- Written by: Noel Robinson
- Directed by: Ken Hannam
- Country of origin: Australia
- Original language: English

Production
- Producer: Dick Cohen
- Running time: 60 mins
- Production company: ABC

Original release
- Network: ABC
- Release: 7 October 1964 (Sydney)
- Release: 14 October 1964 (Melbourne)

= Split Level (TV play) =

1964 Australian TV play

Split Level is a 1964 Australian TV play directed by Ken Hannam and written by Noel Robinson. It aired on 7 October 1964 and was shot in Sydney at ABC's Gore Hill Studios.

Australian TV drama was relatively rare at the time.

==Plot==
Stephanie is married to architect Mike. They live in a house on Sydney's north with their two children. Stephanie hears gossip that an old school friend of hers, Rosemary, has been having an affair, leading to the end of her marriage.

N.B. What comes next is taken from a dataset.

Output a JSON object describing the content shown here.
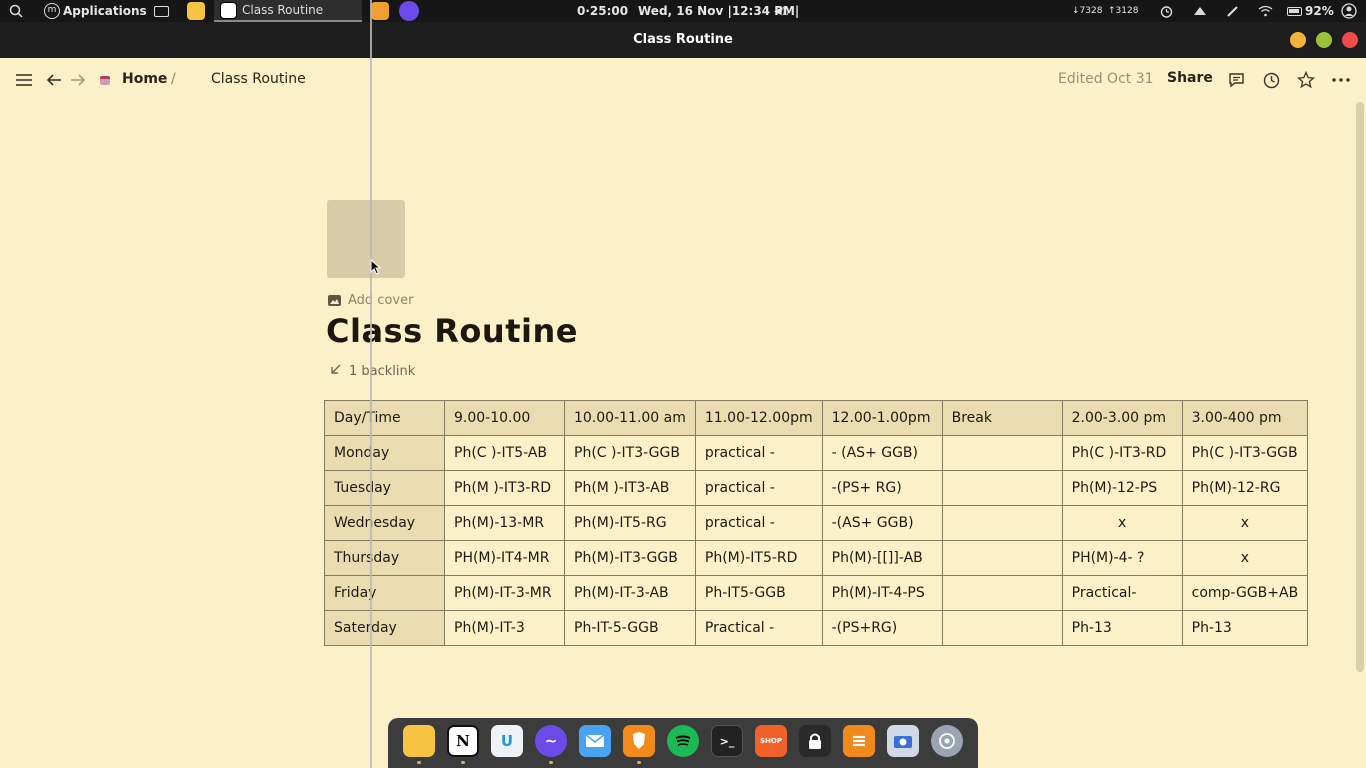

Over the course of the day, Stephanie realises that the man Rosemary has been seeing is Mike.

==Cast==
- Diana Davidson as Stephanie Stewart
- Leonard Teale as Mike Stewart
- Jacki Weaver as Hilary
- Elizabeth Pusey as Keith
- Barbie Rogers as Rosemary
- Ruth Cracknell as Alison, wife of Mike's business partner
- Judi Farr as Vonnie, a friend of Stephanie's
- Winifred Green as Mrs Stewart
- Eve Wynne as Mrs Conlon
- Julianna Allan as Carol
- Muriel Hopkins as Mrs Brooke
- Joan Morrow as Janet
- Max Phipps as Louis
- Pat Hill
- Joan Winchester
- Leonard Bullen
- Jonathon Constable

==Production==
The original title was A Day in the Sun and The Woman Who Has Everything. Jack Montgomery was the designer.

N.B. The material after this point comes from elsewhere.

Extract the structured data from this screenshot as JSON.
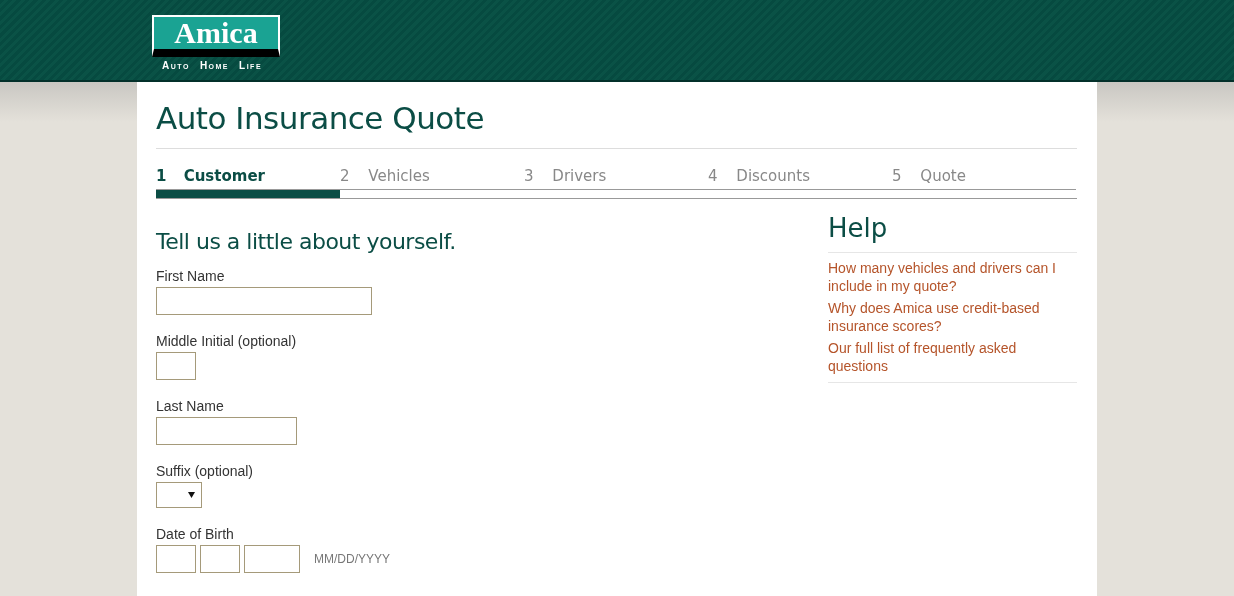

It was Noel Robinson's first original script produced for TV, although she had done a number of adaptations. Director Ken Hannam said "this is the best constructed TV play to come to me from a local author. I have no doubt Miss Robinson will become a most important writer in the next few years."

==Reception==
According to the Sydney Morning Herald "as an exercise in how to make a very small amount of plot fill out an hour of television drama" the play "was technically a success" but "left a good deal to be desired" being "a soap opera transposed to the upper social scale with a faintly intellectual flavour of play-readings, feature walls and flower arrangements." The critic allowed that director Hannam "extracted welcome liveliness from plenty of scene and camera angle changes, and thus at least kept the eye busy even when the mind tended to wander."

Filmink wrote "It’s a simple script, one of details and observations rather than heavy conflict, but all grounded in truth... it is a very well-realised television play and a tribute to the skill of Noel Robinson, a writer that should be better known."